VIAVILITY STUDY: 1995-1996
CONTEST: 1998
PROYECT: 1999
CONSTRUCTION: 2001-2008
Cartagena, continuing the steps of already numerous waterfront experiences from the United States, with relevant examples in some Spanish cities such as Barcelona or Vigo, decided a few years ago to colonize the grounds of the quay of Alfonso XII, reserved until then to facilities and work Ports.
The quay of Alfonso XII, stretched and straight, built in 1872 in front of the walls of Carlos III, in lands gained to the sea, constitutes the physical edge of a city characterized by its imposing and beautiful geography.
Industrial buildings linked to old port uses were demolished. Instead, new buildings, such as the National Museum of Underwater Archeology, will contribute to generate a new focus of activity that will revitalize the sea and city. They will give rise to a new territory of civic exchange for all citizens, in that border and privileged space where the city ends and the world begins.
The port landscape is characterized by its incessant mobility. The coming and going of the big freighters or ships of the Navy, container lifts, or the continuous hustle of the cranes draw a landscape in transit, changing, never finished. The architecture proposed for the Museum is not inspired by the forms of the ships, as suggested by the modern tradition, nor in the urban architecture of the city, but responds to the specific conditions of the place. But places transcend their own physical territoriality and the building rooted in its place evokes, at the same time, the world from other places.
Since it is a National Museum, the program of the proposed building is twofold: The National Center for Underwater Archaeological Research, intended for research, restoration, conservation and protection of the submerged archaeological heritage and the National Museum of Underwater Archeology. The design option of building two buildings on the smooth platform of the quay of Alfonso XII could well respond to these program considerations. The limitation of the maximum buildability on the slope of the plot, would make it essential to build under the quota of the quay in order to fill the requested surface demand.
But are, in turn, considerations of another order that finally lead us to raise the idea of the excavated building. On the one hand the theme of the institution: Subaquatic Archeology; That is, the exhibition and dissemination of the underwater heritage referring to all traces of human existence that have a cultural, historical or archaeological character and that have been under water. We therefore consider it pertinent that the visitor of the Museum penetrate into the interior of the earth, in reference to the underwater and underground world, origin of the submerged heritage. It is a building that takes, therefore, from underground the argument of the project. And, secondly, it is a landfill. The platform that constitutes the wharf of Alfonso XII occurs as a consequence of the terriment of the space in front of the maritime walls of the city of Cartagena. It is, therefore, a space where the sea used to be. The materials, object of the exhibition, return thus to its place of origin, now under the heavy layer of stone of the old dock port.
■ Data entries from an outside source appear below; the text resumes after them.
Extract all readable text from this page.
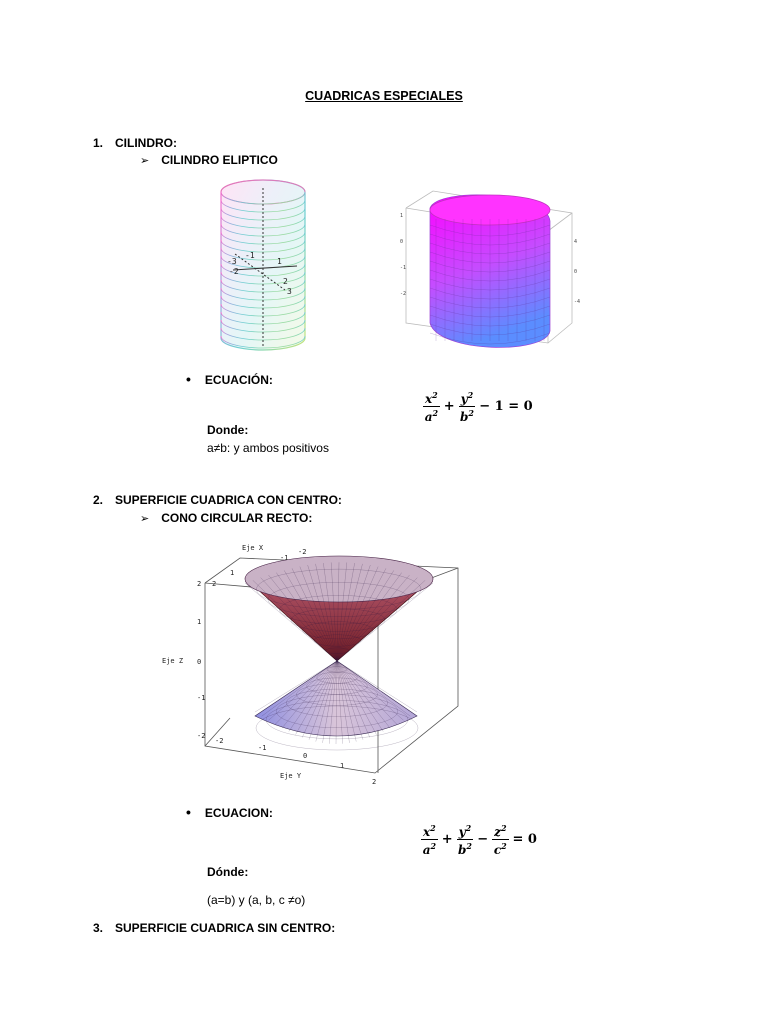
CUADRICAS ESPECIALES
1. CILINDRO:
➢ CILINDRO ELIPTICO
-3
-2
-1
1
2
3
1
0
-1
-2
4
0
-4
• ECUACIÓN:
$\frac{x^2}{a^2} + \frac{y^2}{b^2} - 1 = 0$
Donde:
a≠b: y ambos positivos
2. SUPERFICIE CUADRICA CON CENTRO:
➢ CONO CIRCULAR RECTO:
Eje X
Eje Z
Eje Y
2
1
0
-1
-2
-1
-2
1
2
-2
-1
0
1
2
• ECUACION:
$\frac{x^2}{a^2} + \frac{y^2}{b^2} - \frac{z^2}{c^2} = 0$
Dónde:
(a=b) y (a, b, c ≠o)
3. SUPERFICIE CUADRICA SIN CENTRO:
The building emerges to surface with only two elements: the National Center and the great skylight of the excavated Museum. Between them, a wide ramp descends leading the visitor inside the Museum. The experience of entering is perceived, therefore, as the metaphor of an immersion in the sea. The two volumes, one long, prismatic and opaque, are placed next to the traffic track drawn in front of the walls and parallel to the canteen of the pier. The other, broken, angular and more transparent, adopts a geometry that allows it to form between them a sort of square on the quay, lobby of the building, anteroom of the Museum. A public space for outdoor exposure, from where you can see some of the elements exposed inside the skylight.
The position of the building of the Center for Underwater Archaeological Research, parallel to the new traffic route, which segregates the city from the new colonized territories, will allow to preserve for the citizen this space of reception of the Museum. The skylight, broken and random, is advanced towards the sea by tensioning with its angular geometry the straight line of the canteen of the pier.
Due to its condition of excavated building, the volume built on the surface quota is only half of what is allowed by municipal regulations, so we have minimized construction on the dock, thus providing public space for use and enjoyment of the citizen. This new urban space, a result of the way these two pieces are situated.